I will look it up to get the exact quote but the point is that the pressure mentioned is not for the everyday CX rider to manage (despite being optimal for those that could handle it). It gives lots of grip even with tires that have medium (Typhoons) or little (Dunes) threads/patterns which is nice but I am bottoming to the rims too often to get comfortable despite being quite slow. Going down steep sections and coming off of steep drops just wouldn’t work for me. Possibly tubulars can take it but it feels like it’s going to end up bad. At around 25 PSI is where my comfort zone is.

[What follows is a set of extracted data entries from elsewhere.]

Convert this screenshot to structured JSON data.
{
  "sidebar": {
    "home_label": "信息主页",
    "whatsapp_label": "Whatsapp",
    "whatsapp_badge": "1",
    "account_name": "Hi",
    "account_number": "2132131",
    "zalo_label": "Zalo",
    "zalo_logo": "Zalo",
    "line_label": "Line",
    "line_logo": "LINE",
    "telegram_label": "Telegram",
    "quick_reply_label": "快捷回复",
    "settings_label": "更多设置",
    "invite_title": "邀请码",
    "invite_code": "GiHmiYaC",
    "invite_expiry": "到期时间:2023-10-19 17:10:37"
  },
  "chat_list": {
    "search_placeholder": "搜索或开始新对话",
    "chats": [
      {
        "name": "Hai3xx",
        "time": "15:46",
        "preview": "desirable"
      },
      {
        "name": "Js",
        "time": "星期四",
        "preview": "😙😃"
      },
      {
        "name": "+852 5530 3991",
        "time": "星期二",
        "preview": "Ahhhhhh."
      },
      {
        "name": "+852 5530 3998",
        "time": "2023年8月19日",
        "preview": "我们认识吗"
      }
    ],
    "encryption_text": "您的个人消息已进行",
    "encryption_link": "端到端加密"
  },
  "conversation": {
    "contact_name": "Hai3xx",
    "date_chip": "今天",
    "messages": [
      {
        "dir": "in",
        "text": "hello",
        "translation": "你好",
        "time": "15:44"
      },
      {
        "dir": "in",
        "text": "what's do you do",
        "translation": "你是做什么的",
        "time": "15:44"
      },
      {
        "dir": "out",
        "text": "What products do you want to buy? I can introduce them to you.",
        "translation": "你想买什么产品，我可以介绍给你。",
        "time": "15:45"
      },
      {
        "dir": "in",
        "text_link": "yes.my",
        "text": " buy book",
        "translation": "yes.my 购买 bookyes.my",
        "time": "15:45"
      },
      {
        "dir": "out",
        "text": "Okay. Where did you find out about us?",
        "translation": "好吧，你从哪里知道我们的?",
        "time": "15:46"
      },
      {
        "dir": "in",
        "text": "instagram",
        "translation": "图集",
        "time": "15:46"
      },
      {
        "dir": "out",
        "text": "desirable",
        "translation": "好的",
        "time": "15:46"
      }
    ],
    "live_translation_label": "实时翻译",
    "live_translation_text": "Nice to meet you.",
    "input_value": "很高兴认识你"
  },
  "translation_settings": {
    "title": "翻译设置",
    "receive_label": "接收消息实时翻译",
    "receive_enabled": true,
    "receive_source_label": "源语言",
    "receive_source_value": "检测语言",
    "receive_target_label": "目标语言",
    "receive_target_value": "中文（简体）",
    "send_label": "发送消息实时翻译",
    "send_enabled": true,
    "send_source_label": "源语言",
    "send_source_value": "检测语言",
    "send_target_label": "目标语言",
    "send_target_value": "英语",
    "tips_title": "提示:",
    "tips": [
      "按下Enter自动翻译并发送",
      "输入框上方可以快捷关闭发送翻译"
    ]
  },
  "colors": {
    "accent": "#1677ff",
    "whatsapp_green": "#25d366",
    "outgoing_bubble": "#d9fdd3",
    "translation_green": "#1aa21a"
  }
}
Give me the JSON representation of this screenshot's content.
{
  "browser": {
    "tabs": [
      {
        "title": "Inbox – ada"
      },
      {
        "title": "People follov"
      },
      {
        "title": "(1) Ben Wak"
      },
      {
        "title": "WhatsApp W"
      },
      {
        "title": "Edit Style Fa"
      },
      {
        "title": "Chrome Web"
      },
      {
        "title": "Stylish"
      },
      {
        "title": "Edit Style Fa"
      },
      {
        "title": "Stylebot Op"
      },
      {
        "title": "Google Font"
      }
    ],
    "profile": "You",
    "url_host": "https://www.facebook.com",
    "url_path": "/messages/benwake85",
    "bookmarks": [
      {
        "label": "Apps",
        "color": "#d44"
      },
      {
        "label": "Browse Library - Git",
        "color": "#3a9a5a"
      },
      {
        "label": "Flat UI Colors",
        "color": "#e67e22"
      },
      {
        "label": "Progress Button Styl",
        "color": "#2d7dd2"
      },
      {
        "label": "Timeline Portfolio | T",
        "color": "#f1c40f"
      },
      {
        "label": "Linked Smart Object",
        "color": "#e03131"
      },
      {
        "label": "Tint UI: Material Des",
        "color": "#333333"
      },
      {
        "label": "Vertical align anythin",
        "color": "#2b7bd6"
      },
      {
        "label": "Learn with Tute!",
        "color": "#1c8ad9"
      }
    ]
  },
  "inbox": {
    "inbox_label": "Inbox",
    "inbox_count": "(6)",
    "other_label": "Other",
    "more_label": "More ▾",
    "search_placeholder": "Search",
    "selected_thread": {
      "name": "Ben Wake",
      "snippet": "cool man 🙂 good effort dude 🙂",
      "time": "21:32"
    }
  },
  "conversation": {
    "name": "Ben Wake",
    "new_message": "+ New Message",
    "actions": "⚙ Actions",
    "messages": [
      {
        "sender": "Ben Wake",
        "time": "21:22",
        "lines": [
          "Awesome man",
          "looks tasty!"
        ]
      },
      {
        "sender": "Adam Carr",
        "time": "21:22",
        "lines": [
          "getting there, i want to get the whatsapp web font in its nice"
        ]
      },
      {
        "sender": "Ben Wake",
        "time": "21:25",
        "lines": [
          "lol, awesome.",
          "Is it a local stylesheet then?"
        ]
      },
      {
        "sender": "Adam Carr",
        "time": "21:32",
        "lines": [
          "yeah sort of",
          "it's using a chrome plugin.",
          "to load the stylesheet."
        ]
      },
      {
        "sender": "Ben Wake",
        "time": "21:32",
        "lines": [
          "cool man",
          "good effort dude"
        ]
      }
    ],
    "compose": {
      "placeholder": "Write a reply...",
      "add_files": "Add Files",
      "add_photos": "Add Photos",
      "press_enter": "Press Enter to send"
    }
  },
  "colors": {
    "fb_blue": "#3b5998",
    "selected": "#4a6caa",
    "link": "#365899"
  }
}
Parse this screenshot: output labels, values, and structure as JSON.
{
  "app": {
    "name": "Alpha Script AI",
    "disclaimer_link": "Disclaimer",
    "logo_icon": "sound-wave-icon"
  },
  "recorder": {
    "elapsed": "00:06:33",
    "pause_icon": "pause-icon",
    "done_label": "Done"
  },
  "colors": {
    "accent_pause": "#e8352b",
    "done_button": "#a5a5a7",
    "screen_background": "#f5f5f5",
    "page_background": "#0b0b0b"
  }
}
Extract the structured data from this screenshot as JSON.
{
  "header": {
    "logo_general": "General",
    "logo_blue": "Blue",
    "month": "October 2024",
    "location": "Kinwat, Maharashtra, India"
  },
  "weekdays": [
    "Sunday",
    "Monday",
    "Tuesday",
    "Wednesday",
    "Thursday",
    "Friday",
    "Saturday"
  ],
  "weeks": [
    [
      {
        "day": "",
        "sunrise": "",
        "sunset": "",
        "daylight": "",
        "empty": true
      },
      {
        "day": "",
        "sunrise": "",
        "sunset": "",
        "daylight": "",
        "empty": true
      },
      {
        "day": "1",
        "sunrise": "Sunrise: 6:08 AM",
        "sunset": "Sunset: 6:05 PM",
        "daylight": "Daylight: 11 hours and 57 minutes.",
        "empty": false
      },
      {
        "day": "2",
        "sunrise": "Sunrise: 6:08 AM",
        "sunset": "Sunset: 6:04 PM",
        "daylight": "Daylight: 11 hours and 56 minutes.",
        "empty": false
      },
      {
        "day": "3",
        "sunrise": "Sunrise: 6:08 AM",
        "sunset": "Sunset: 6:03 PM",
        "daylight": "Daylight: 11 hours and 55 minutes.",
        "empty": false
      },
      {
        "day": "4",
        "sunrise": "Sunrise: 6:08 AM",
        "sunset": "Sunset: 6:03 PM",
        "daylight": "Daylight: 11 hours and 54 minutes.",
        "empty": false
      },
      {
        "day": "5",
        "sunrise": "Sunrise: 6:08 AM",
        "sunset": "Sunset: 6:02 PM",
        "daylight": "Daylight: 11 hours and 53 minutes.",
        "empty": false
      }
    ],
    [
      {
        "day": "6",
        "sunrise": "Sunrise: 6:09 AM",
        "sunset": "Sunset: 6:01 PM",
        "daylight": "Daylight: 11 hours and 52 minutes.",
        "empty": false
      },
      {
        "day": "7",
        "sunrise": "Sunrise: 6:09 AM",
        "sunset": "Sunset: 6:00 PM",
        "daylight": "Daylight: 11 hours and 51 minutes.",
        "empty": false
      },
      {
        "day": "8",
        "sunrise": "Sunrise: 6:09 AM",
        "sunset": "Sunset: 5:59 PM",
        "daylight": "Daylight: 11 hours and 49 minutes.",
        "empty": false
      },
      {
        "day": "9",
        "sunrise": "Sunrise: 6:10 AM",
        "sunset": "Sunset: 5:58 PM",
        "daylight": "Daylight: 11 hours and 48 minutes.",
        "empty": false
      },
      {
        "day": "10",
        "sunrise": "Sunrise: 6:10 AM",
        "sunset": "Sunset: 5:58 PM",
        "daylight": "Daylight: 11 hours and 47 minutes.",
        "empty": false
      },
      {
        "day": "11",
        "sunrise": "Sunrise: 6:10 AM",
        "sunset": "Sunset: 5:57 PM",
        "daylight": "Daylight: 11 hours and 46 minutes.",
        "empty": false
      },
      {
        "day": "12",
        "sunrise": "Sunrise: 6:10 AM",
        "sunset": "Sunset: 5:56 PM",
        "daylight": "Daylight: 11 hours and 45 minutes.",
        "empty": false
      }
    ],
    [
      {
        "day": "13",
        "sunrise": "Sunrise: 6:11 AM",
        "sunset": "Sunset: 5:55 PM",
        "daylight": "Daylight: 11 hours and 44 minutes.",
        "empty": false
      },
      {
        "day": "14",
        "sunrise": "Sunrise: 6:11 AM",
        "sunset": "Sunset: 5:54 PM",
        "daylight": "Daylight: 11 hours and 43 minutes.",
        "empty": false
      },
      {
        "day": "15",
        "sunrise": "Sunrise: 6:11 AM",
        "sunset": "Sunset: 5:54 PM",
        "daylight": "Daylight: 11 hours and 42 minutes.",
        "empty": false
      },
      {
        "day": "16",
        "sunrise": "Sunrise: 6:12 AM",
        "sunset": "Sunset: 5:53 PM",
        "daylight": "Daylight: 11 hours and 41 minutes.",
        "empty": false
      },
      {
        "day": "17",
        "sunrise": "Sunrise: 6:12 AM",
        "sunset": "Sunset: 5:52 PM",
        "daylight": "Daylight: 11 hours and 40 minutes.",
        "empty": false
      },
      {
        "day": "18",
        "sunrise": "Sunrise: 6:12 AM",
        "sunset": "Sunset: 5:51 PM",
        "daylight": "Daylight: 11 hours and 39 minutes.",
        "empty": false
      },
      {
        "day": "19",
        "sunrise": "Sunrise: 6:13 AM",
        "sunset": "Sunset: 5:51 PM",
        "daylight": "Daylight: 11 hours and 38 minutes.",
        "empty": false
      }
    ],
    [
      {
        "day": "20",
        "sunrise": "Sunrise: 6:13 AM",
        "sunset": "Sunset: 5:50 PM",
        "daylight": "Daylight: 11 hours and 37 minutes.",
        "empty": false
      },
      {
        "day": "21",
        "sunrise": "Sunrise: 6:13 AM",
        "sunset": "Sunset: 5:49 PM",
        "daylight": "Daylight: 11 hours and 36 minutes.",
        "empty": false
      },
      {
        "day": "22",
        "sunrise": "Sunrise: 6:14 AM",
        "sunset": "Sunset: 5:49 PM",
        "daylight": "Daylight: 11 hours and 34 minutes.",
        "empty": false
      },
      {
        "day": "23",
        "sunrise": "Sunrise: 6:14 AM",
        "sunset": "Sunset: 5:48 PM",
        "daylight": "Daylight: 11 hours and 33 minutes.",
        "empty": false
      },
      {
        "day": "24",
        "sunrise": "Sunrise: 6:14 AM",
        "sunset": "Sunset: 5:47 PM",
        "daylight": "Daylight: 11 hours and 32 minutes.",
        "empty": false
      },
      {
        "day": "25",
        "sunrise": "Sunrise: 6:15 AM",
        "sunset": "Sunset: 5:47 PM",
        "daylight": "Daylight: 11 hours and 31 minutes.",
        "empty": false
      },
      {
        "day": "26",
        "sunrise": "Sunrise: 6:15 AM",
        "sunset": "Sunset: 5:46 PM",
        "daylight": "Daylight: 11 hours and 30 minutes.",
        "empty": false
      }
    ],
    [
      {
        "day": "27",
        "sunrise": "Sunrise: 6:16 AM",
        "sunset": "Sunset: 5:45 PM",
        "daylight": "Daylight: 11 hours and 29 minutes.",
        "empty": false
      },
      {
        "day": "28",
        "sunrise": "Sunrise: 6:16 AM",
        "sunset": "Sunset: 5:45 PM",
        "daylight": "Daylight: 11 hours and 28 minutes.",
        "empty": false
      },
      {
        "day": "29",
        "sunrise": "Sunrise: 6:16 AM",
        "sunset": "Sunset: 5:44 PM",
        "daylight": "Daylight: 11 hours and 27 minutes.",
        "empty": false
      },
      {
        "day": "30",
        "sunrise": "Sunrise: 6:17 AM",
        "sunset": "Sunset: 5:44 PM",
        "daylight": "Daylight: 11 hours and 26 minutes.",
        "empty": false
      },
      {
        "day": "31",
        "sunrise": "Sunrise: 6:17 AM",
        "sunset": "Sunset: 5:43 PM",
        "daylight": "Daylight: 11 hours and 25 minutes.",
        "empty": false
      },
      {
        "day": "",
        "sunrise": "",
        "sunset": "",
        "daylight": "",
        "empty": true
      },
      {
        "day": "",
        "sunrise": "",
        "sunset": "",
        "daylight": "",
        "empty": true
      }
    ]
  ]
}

Your personal weight also plays a role ofcourse.
 
75 kg ”dry weight” and just below 85 kg fully kitted and bike. Should be about the same weight as some of the larger pro riders.
If we follow the Helen Wyman method for tubs of mass in lbs divided by 10 then add five, that's 165lbs/10 equals 16.5. Add 5 that's 21.5 PSI to start with. (1.48 bar)

For clinchers, we divide by 10 then add 10, so 165/10 = 16.5. Add 10 to get a starting pressure of 26.5 Psi. (1.83 bar)

Start off with those pressures and then adapt appropriately for riding conditions. I.e increase the pressure at 1 psi (about 0.007 bar) intervals if you feel you are bottoming out, or decrease at the same rate if your sliding around in the corners. It's a system that works well for pro riders, and does so for me as well.